Both politicians are members of the the European People’s Party, Europe’s dominant centre-right bloc, which has shielded Orbán from criticism. Before Sunday’s resounding win, some EPP members were hopeful Orbán would change. “He has been very outspoken, because he has been radicalised by the elections,” one EPP politician told the Guardian. “I think he will moderate and become more reasonable.”
People who have followed Orbán’s career are not convinced. “He is getting more and more ambitious,” said Laurent Pech, professor of European law at Middlesex University. “He feels that the political constellation is favouring him.”

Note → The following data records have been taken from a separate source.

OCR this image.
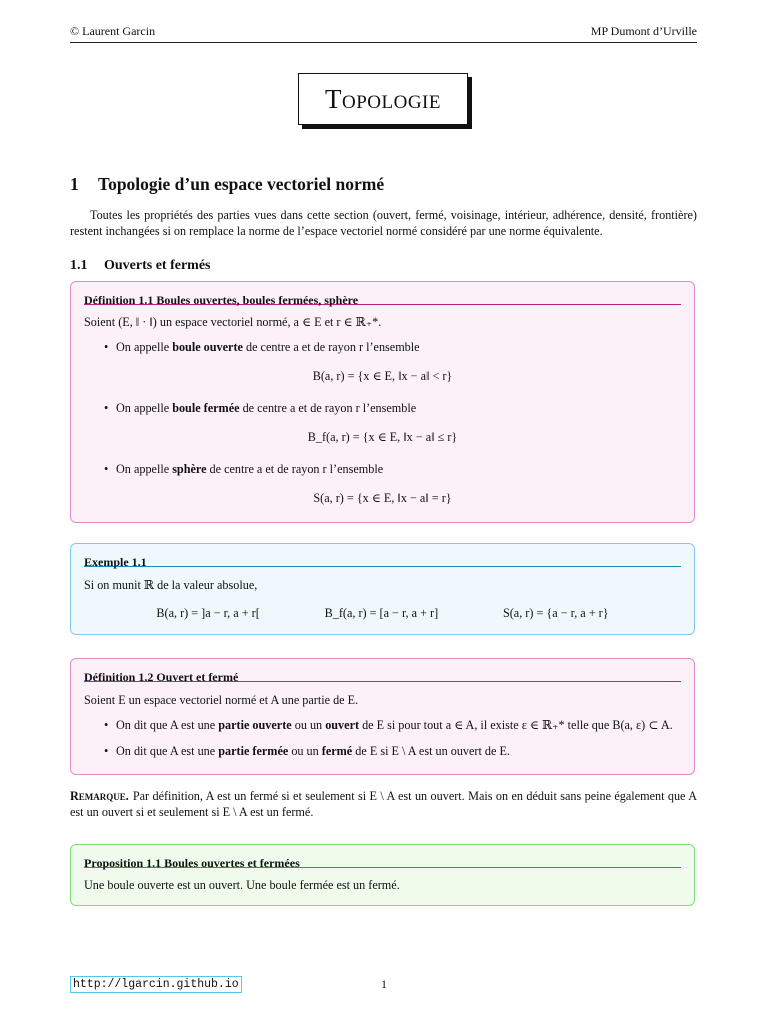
© Laurent Garcin	MP Dumont d’Urville
Topologie
1 Topologie d’un espace vectoriel normé
Toutes les propriétés des parties vues dans cette section (ouvert, fermé, voisinage, intérieur, adhérence, densité, frontière) restent inchangées si on remplace la norme de l’espace vectoriel normé considéré par une norme équivalente.
1.1 Ouverts et fermés
Définition 1.1 Boules ouvertes, boules fermées, sphère
Soient (E, ‖ · ‖) un espace vectoriel normé, a ∈ E et r ∈ ℝ₊*.
• On appelle boule ouverte de centre a et de rayon r l’ensemble
B(a, r) = {x ∈ E, ‖x − a‖ < r}
• On appelle boule fermée de centre a et de rayon r l’ensemble
B_f(a, r) = {x ∈ E, ‖x − a‖ ≤ r}
• On appelle sphère de centre a et de rayon r l’ensemble
S(a, r) = {x ∈ E, ‖x − a‖ = r}
Exemple 1.1
Si on munit ℝ de la valeur absolue,
B(a, r) = ]a − r, a + r[	B_f(a, r) = [a − r, a + r]	S(a, r) = {a − r, a + r}
Définition 1.2 Ouvert et fermé
Soient E un espace vectoriel normé et A une partie de E.
• On dit que A est une partie ouverte ou un ouvert de E si pour tout a ∈ A, il existe ε ∈ ℝ₊* telle que B(a, ε) ⊂ A.
• On dit que A est une partie fermée ou un fermé de E si E \ A est un ouvert de E.
Remarque. Par définition, A est un fermé si et seulement si E \ A est un ouvert. Mais on en déduit sans peine également que A est un ouvert si et seulement si E \ A est un fermé.
Proposition 1.1 Boules ouvertes et fermées
Une boule ouverte est un ouvert. Une boule fermée est un fermé.
http://lgarcin.github.io	1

The Hungarian leader’s approach to migration has been endorsed by allies in Bavaria and Austria. Allegations of misuse of EU funds have met a muted response from net payers to the EU budget. The previous commission froze EU funds for the Czech Republic, after corruption concerns emerged. While the EU’s anti-fraud office is investigating fishy cases in Hungary, money has continued to flow.
Orbán has compared his manoeuvres with Brussels to a “peacock dance”, cosmetic changes to appease EU officials, while persisting with the plan. But when it comes to a law that threatens the closure of the Central European University, “he didn’t back down,” Pech observes. “With CEU he didn’t follow the script.”
He has also refused to back down over a Russia-style NGO law that would require foreign-funded groups to label themselves as “organisations supported from abroad”. The commission is taking Hungary to the European court of justice over the CEU and the NGO laws. It is the same method used to tackle governments flouting EU rules on package holidays or water pollution.
Some MEPs think this technocratic approach is inadequate to deal with Hungary’s increasingly autocratic leader. The European parliament has begun a process that could see Hungary named and shamed under article 7, the EU’s rule of law procedure. But only governments can take decisions and the final step, suspension of voting rights, looks improbable.
A few member states would rather attach democratic strings to EU funds – an idea backed by France and Italy’s outgoing government, known as rule-of law conditionality. But the lag in agreeing and spending EU money, means such measures may not bite until 2024. “[By then] Orbán would be re-elected once more and use EU money as he has done so far,” says László Andor, a former Hungarian EU commissioner. “Rule of law conditionality is a fake solution.”
He would like the EU to change the management of funds. “Orbán and his entourage are helping themselves out of the coffers of the EU while they cut all the possible funds for pro-European civil society and media. So this is a paradox that needs to be resolved urgently.”
The EU is a club of liberal democracies that depends on independent courts and checks and balances in its member states. Despite the high stakes, there are few signs European leaders are ready to challenge Viktor Orbán.